Vegan Pho Noodles
Vegan Pho Noodle
Delicious fragrant broth with rice noodles
Inspired by the incredibly delicious Vietnamese Pho Noodles. A super tasty fragrant broth with rice noodles and fresh coriander, spring onions, mint and bok choy.
2 celery sticks
6 garlic cloves
1 large large thumb of ginger
5 star anise pods
6 whole cloves
1 tsp coriander seeds
1 tsp fennel seeds
1 cinnamon stick
30g dried shiitake mushrooms
2 tbsp maple syrup
1 tbsp miso paste
1/4 cup soy sauce (coconut aminos)
6-8 cups of water
sriracha or vegan Hoisin
Broil the onions and ginger under a grill until they have browned.
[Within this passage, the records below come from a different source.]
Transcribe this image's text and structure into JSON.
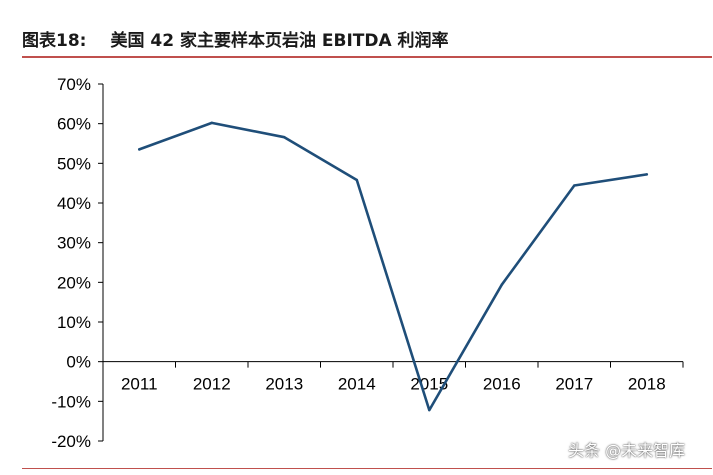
{
  "figure": {
    "label": "图表18:",
    "title": "美国 42 家主要样本页岩油 EBITDA 利润率"
  },
  "watermark": "头条 @未来智库",
  "colors": {
    "line": "#1f4e79",
    "rule": "#c0504d",
    "axis": "#000000"
  },
  "chart_data": {
    "type": "line",
    "title": "",
    "xlabel": "",
    "ylabel": "",
    "categories": [
      "2011",
      "2012",
      "2013",
      "2014",
      "2015",
      "2016",
      "2017",
      "2018"
    ],
    "series": [
      {
        "values": [
          53.5,
          60.2,
          56.6,
          45.8,
          -12.2,
          19.4,
          44.4,
          47.2
        ]
      }
    ],
    "ylim": [
      -20,
      70
    ],
    "yticks": [
      -20,
      -10,
      0,
      10,
      20,
      30,
      40,
      50,
      60,
      70
    ],
    "ytick_labels": [
      "-20%",
      "-10%",
      "0%",
      "10%",
      "20%",
      "30%",
      "40%",
      "50%",
      "60%",
      "70%"
    ],
    "grid": false,
    "legend": "none"
  }
}
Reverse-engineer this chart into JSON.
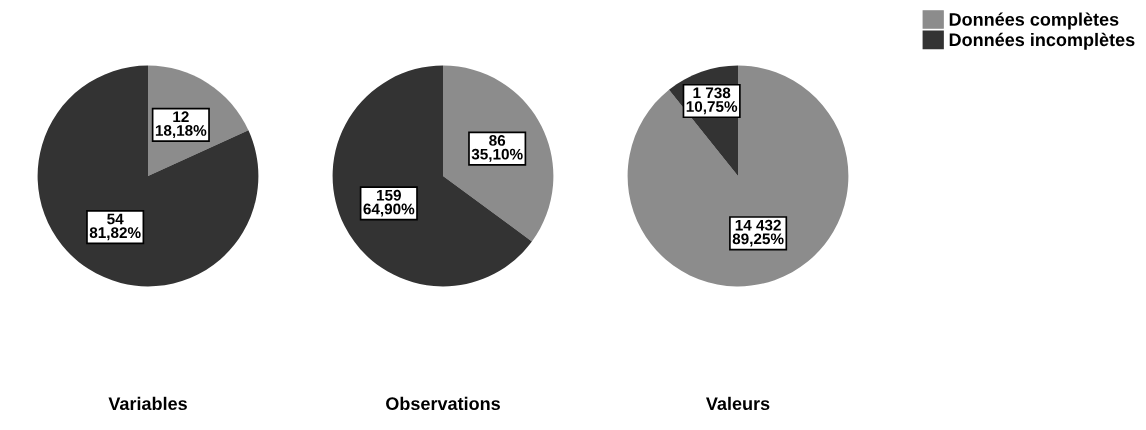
{
  "chart_data": [
    {
      "type": "pie",
      "title": "Variables",
      "categories": [
        "Données complètes",
        "Données incomplètes"
      ],
      "values": [
        12,
        54
      ],
      "colors": [
        "#8c8c8c",
        "#333333"
      ],
      "value_labels": [
        "12\n18,18%",
        "54\n81,82%"
      ],
      "legend": "top right"
    },
    {
      "type": "pie",
      "title": "Observations",
      "categories": [
        null,
        null
      ],
      "values": [
        86,
        159
      ],
      "colors": [
        "#8c8c8c",
        "#333333"
      ],
      "value_labels": [
        "86\n35,10%",
        "159\n64,90%"
      ]
    },
    {
      "type": "pie",
      "title": "Valeurs",
      "categories": [
        null,
        null
      ],
      "values": [
        14432,
        1738
      ],
      "colors": [
        "#8c8c8c",
        "#333333"
      ],
      "value_labels": [
        "14 432\n89,25%",
        "1 738\n10,75%"
      ]
    }
  ]
}
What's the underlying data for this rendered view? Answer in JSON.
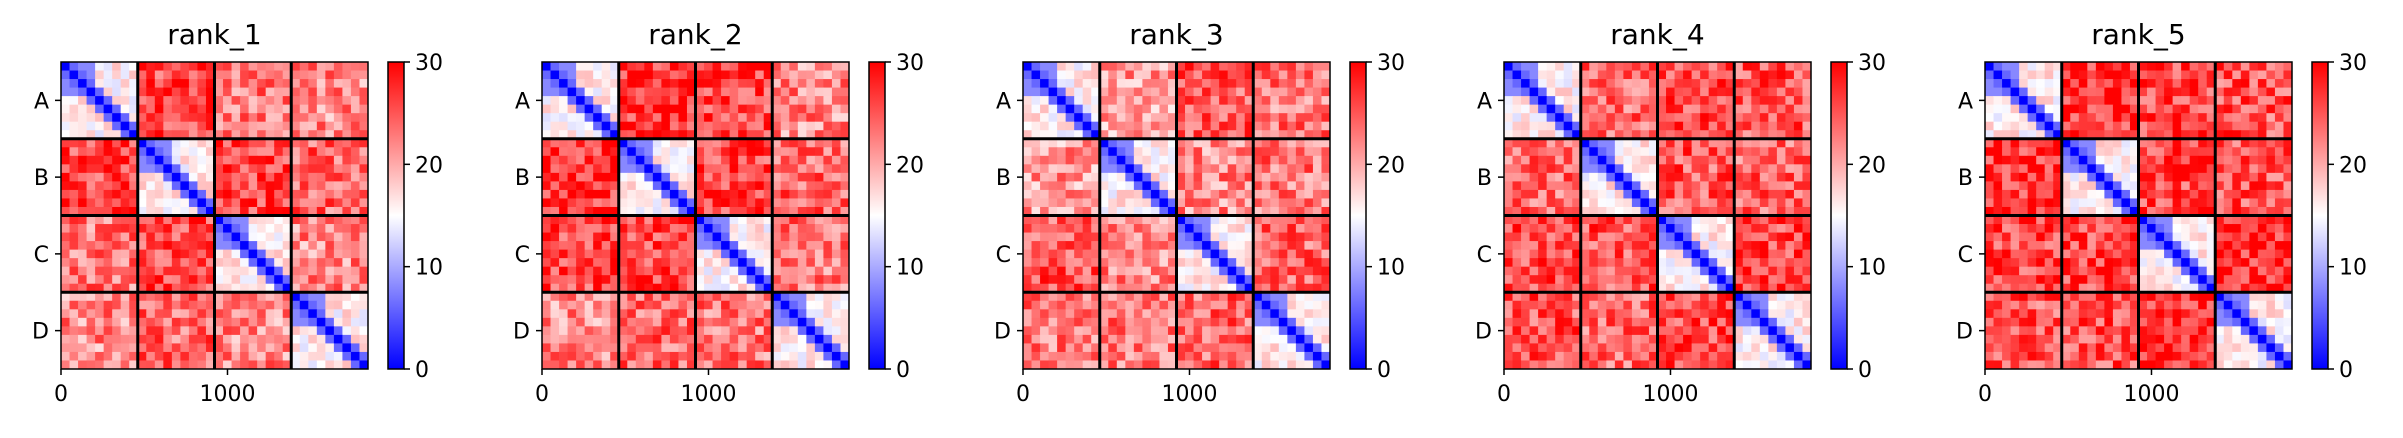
{
  "chart_data": [
    {
      "type": "heatmap",
      "title": "rank_1",
      "chains": [
        "A",
        "B",
        "C",
        "D"
      ],
      "chain_lengths": [
        461,
        461,
        461,
        461
      ],
      "xticks": [
        0,
        1000
      ],
      "xtick_labels": [
        "0",
        "1000"
      ],
      "xlim": [
        0,
        1844
      ],
      "colorbar": {
        "min": 0,
        "max": 30,
        "ticks": [
          0,
          10,
          20,
          30
        ],
        "tick_labels": [
          "0",
          "10",
          "20",
          "30"
        ],
        "colormap": "bwr"
      },
      "values": {
        "intra_chain_diagonal": 0,
        "intra_chain_core": 6,
        "intra_chain_periphery": 16,
        "inter_chain": {
          "A-B": 26,
          "A-C": 23,
          "A-D": 22,
          "B-C": 26,
          "B-D": 24,
          "C-D": 22
        }
      }
    },
    {
      "type": "heatmap",
      "title": "rank_2",
      "chains": [
        "A",
        "B",
        "C",
        "D"
      ],
      "chain_lengths": [
        461,
        461,
        461,
        461
      ],
      "xticks": [
        0,
        1000
      ],
      "xtick_labels": [
        "0",
        "1000"
      ],
      "xlim": [
        0,
        1844
      ],
      "colorbar": {
        "min": 0,
        "max": 30,
        "ticks": [
          0,
          10,
          20,
          30
        ],
        "tick_labels": [
          "0",
          "10",
          "20",
          "30"
        ],
        "colormap": "bwr"
      },
      "values": {
        "intra_chain_diagonal": 0,
        "intra_chain_core": 6,
        "intra_chain_periphery": 16,
        "inter_chain": {
          "A-B": 27,
          "A-C": 26,
          "A-D": 22,
          "B-C": 26,
          "B-D": 24,
          "C-D": 23
        }
      }
    },
    {
      "type": "heatmap",
      "title": "rank_3",
      "chains": [
        "A",
        "B",
        "C",
        "D"
      ],
      "chain_lengths": [
        461,
        461,
        461,
        461
      ],
      "xticks": [
        0,
        1000
      ],
      "xtick_labels": [
        "0",
        "1000"
      ],
      "xlim": [
        0,
        1844
      ],
      "colorbar": {
        "min": 0,
        "max": 30,
        "ticks": [
          0,
          10,
          20,
          30
        ],
        "tick_labels": [
          "0",
          "10",
          "20",
          "30"
        ],
        "colormap": "bwr"
      },
      "values": {
        "intra_chain_diagonal": 0,
        "intra_chain_core": 6,
        "intra_chain_periphery": 16,
        "inter_chain": {
          "A-B": 21,
          "A-C": 25,
          "A-D": 23,
          "B-C": 22,
          "B-D": 23,
          "C-D": 24
        }
      }
    },
    {
      "type": "heatmap",
      "title": "rank_4",
      "chains": [
        "A",
        "B",
        "C",
        "D"
      ],
      "chain_lengths": [
        461,
        461,
        461,
        461
      ],
      "xticks": [
        0,
        1000
      ],
      "xtick_labels": [
        "0",
        "1000"
      ],
      "xlim": [
        0,
        1844
      ],
      "colorbar": {
        "min": 0,
        "max": 30,
        "ticks": [
          0,
          10,
          20,
          30
        ],
        "tick_labels": [
          "0",
          "10",
          "20",
          "30"
        ],
        "colormap": "bwr"
      },
      "values": {
        "intra_chain_diagonal": 0,
        "intra_chain_core": 6,
        "intra_chain_periphery": 16,
        "inter_chain": {
          "A-B": 24,
          "A-C": 26,
          "A-D": 25,
          "B-C": 25,
          "B-D": 24,
          "C-D": 26
        }
      }
    },
    {
      "type": "heatmap",
      "title": "rank_5",
      "chains": [
        "A",
        "B",
        "C",
        "D"
      ],
      "chain_lengths": [
        461,
        461,
        461,
        461
      ],
      "xticks": [
        0,
        1000
      ],
      "xtick_labels": [
        "0",
        "1000"
      ],
      "xlim": [
        0,
        1844
      ],
      "colorbar": {
        "min": 0,
        "max": 30,
        "ticks": [
          0,
          10,
          20,
          30
        ],
        "tick_labels": [
          "0",
          "10",
          "20",
          "30"
        ],
        "colormap": "bwr"
      },
      "values": {
        "intra_chain_diagonal": 0,
        "intra_chain_core": 6,
        "intra_chain_periphery": 16,
        "inter_chain": {
          "A-B": 27,
          "A-C": 26,
          "A-D": 25,
          "B-C": 26,
          "B-D": 25,
          "C-D": 27
        }
      }
    }
  ]
}
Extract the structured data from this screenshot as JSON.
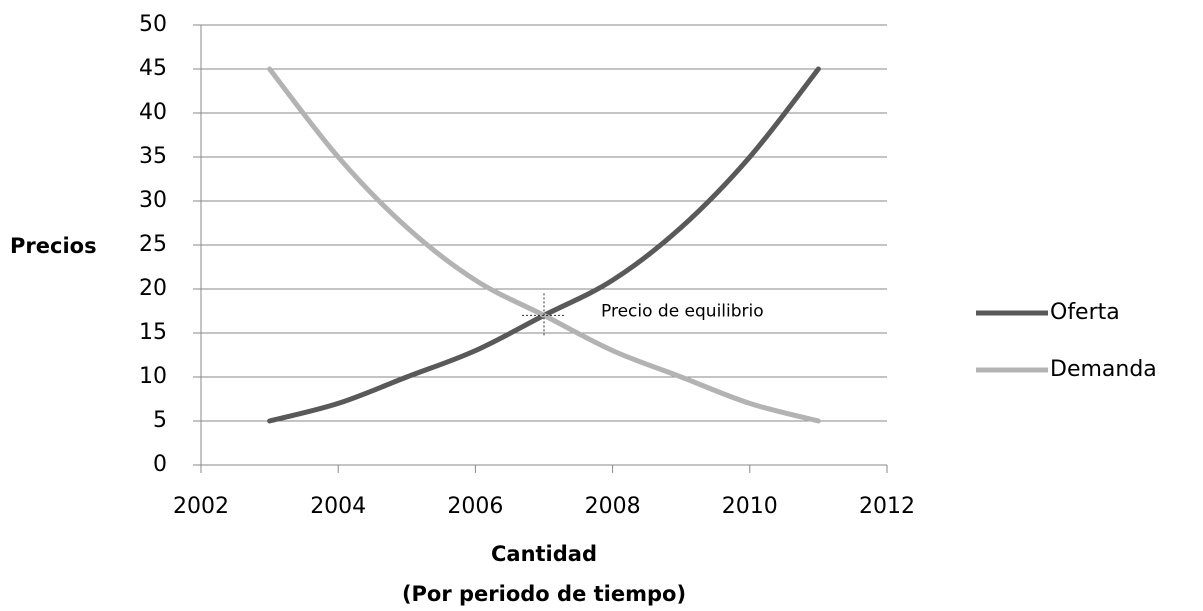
{
  "chart_data": {
    "type": "line",
    "ylabel": "Precios",
    "xlabel": [
      "Cantidad",
      "(Por periodo de tiempo)"
    ],
    "x": [
      2003,
      2004,
      2005,
      2006,
      2007,
      2008,
      2009,
      2010,
      2011
    ],
    "series": [
      {
        "name": "Oferta",
        "color": "#595959",
        "values": [
          5,
          7,
          10,
          13,
          17,
          21,
          27,
          35,
          45
        ]
      },
      {
        "name": "Demanda",
        "color": "#b3b3b3",
        "values": [
          45,
          35,
          27,
          21,
          17,
          13,
          10,
          7,
          5
        ]
      }
    ],
    "xlim": [
      2002,
      2012
    ],
    "xticks": [
      2002,
      2004,
      2006,
      2008,
      2010,
      2012
    ],
    "ylim": [
      0,
      50
    ],
    "yticks": [
      0,
      5,
      10,
      15,
      20,
      25,
      30,
      35,
      40,
      45,
      50
    ],
    "grid": true,
    "legend": "right",
    "annotation": {
      "text": "Precio de equilibrio",
      "x": 2007,
      "y": 17
    }
  }
}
To a pan, add coriander seeds, fennel seeds, cloves, cinnamon and star anise and toast on a low heat for a few minutes. You will know they’re ready when they smell fragrant and toasty.
Place toasted spices in a cheese cloth/tea bag strainer. If you don’t have either of those, I like to use a sieve to sit ontop of the cooking broth stock. You want to avoid the spices falling into the broth so you don’t end up crunching on them when its time to serve.
To a large deep pan, saute garlic, celery and carrots until garlic has softened. Then pour in water, soy sauce, miso paste, maple syrup, nori and mix well. Season with salt.
Then add in onions, ginger and dried shiitaki mushrooms and mix to combine. Finally add concealed cheesecloth/ tea bag strainer of spices. And if like me, you don’t have one of those, sit the sieve on-top of the pot like shown in my YouTube video below.
Simmer for at least an hour to let the flavours combine, taste and adjust any seasonings to get the right sweet salty balance.
Prepare rice noodles following package instructions.
Add bean spouts to hot water for 1-2 minutes.
Right before serving, I like to at the bok choy to the pot to cook for 1-2 minutes.
To serve, add rice noodles to a bowl, then pour the broth ontop avoiding the large chunks of ginger, onions and carrots. Then top with shiitaki mushrooms, bean sprouts, fresh coriander, mint, chillies, bok choy, spring onions and fresh lime.